Hoje em dia os Wet Bed Gang são considerados referências do hip hop português, têm milhões de streams das vossas músicas e centenas de concertos pelo país. O que é que sentes ao olhar para todas estas distinções e feitos alcançados?

Olho para isso com agradecimento, agradecimento e respeito. Antes de nós já havia muita gente a dar tudo pelo hip hop. O Phoenix RDC também teve um grupo enorme, só que a acessibilidade não era a mesma, não existia o YouTube. Hoje em dia podes não ter uma música na televisão, mas tens um canal de YouTube onde consegues crescer e as pessoas conseguem acompanhar-te mesmo que a comunicação social não fale de ti, consegues fazer a tua própria comunicação. Não podemos esquecer as pessoas todas que fizeram com que fôssemos olhando para elas como exemplos para conseguirmos fazer o que estamos a fazer agora.

Achas que ainda é difícil para o rap e para o hip hop chegar à rádio e televisão?

Espero que com o tempo tudo evolua, as mentalidades mudem e se perceba que tudo é música. Espero que isso comece a evoluir nesse aspeto e que as rádios passem cada vez mais música, como têm feito. Têm apoiado bastante e espero que seja cada vez mais esse apoio. Essa é uma das grandes lutas de toda a comunidade do movimento hip hop e de outros, todos os músicos querem que passe mais música e principalmente mais música nacional.

Os fãs que vão ouvir este disco, o que é que vão encontrar de diferente?

Vão dar de caras com uma maior maturidade por parte dos Wet Bed Gang. Vão perceber que crescemos, vão perceber que respeitamos muito o público, que olhamos muito para o que fazem por nós e que gostávamos muito que isso continuasse.
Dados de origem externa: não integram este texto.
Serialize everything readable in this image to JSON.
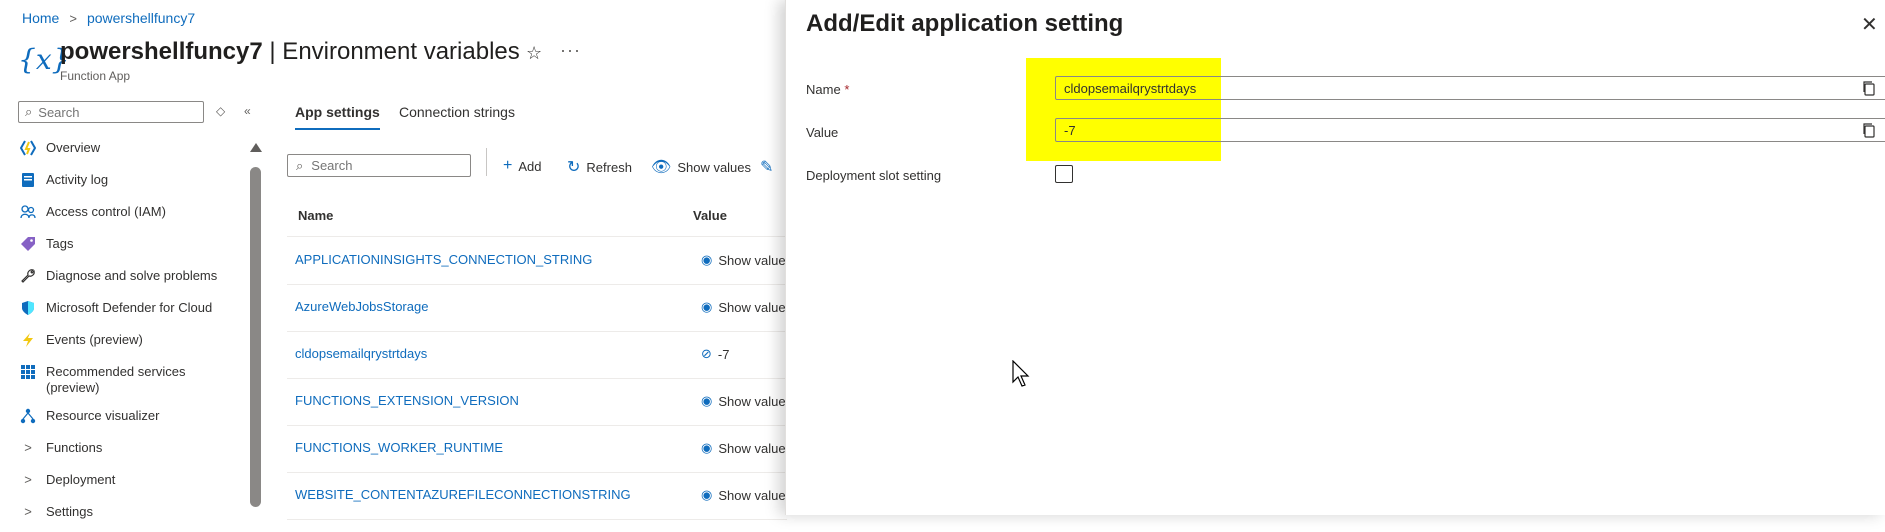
{
  "breadcrumb": {
    "home": "Home",
    "resource": "powershellfuncy7"
  },
  "header": {
    "title_resource": "powershellfuncy7",
    "title_page": "| Environment variables",
    "subtitle": "Function App"
  },
  "sidebar": {
    "search_placeholder": "Search",
    "items": [
      {
        "label": "Overview",
        "icon": "function-app-icon"
      },
      {
        "label": "Activity log",
        "icon": "activity-log-icon"
      },
      {
        "label": "Access control (IAM)",
        "icon": "people-icon"
      },
      {
        "label": "Tags",
        "icon": "tag-icon"
      },
      {
        "label": "Diagnose and solve problems",
        "icon": "wrench-icon"
      },
      {
        "label": "Microsoft Defender for Cloud",
        "icon": "shield-icon"
      },
      {
        "label": "Events (preview)",
        "icon": "lightning-icon"
      },
      {
        "label": "Recommended services (preview)",
        "icon": "grid-icon"
      },
      {
        "label": "Resource visualizer",
        "icon": "hierarchy-icon"
      },
      {
        "label": "Functions",
        "icon": "chevron-right-icon"
      },
      {
        "label": "Deployment",
        "icon": "chevron-right-icon"
      },
      {
        "label": "Settings",
        "icon": "chevron-right-icon"
      }
    ]
  },
  "tabs": [
    {
      "label": "App settings",
      "active": true
    },
    {
      "label": "Connection strings",
      "active": false
    }
  ],
  "toolbar": {
    "search_placeholder": "Search",
    "add": "Add",
    "refresh": "Refresh",
    "show_values": "Show values"
  },
  "table": {
    "columns": [
      "Name",
      "Value"
    ],
    "rows": [
      {
        "name": "APPLICATIONINSIGHTS_CONNECTION_STRING",
        "value": "Show value"
      },
      {
        "name": "AzureWebJobsStorage",
        "value": "Show value"
      },
      {
        "name": "cldopsemailqrystrtdays",
        "value": "-7"
      },
      {
        "name": "FUNCTIONS_EXTENSION_VERSION",
        "value": "Show value"
      },
      {
        "name": "FUNCTIONS_WORKER_RUNTIME",
        "value": "Show value"
      },
      {
        "name": "WEBSITE_CONTENTAZUREFILECONNECTIONSTRING",
        "value": "Show value"
      }
    ]
  },
  "panel": {
    "title": "Add/Edit application setting",
    "name_label": "Name",
    "required_marker": "*",
    "name_value": "cldopsemailqrystrtdays",
    "value_label": "Value",
    "value_value": "-7",
    "slot_label": "Deployment slot setting",
    "slot_checked": false,
    "highlight_color": "#ffff00"
  },
  "colors": {
    "link": "#0f6cbd",
    "text": "#323130"
  }
}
Queremos que continuem a apoiar-nos como têm apoiado. Sempre que houver esse apoio, haverá este estimulo para fazermos boa música para lhes entregarmos. É quase um fifty, fifty [50/50].

Além do disco, têm outras novidades preparadas para breve?

Nós estamos sempre a trabalhar, é uma questão de nos seguirem e vamos revelar a informação a seu tempo. Agora eu gostava que desfrutassem ao máximo do álbum, que é o que importa neste momento, consumam ao máximo, mandem para o mundo inteiro e depois disso vamos tentar perceber o que podemos oferecer ao público como forma de agradecimento.

Achas que o Rossi está orgulhoso do vosso percurso?

Acho que sim, acho que sim. O Rossi faz anos hoje, dia 21, espero que ele goste da nossa prenda para ele.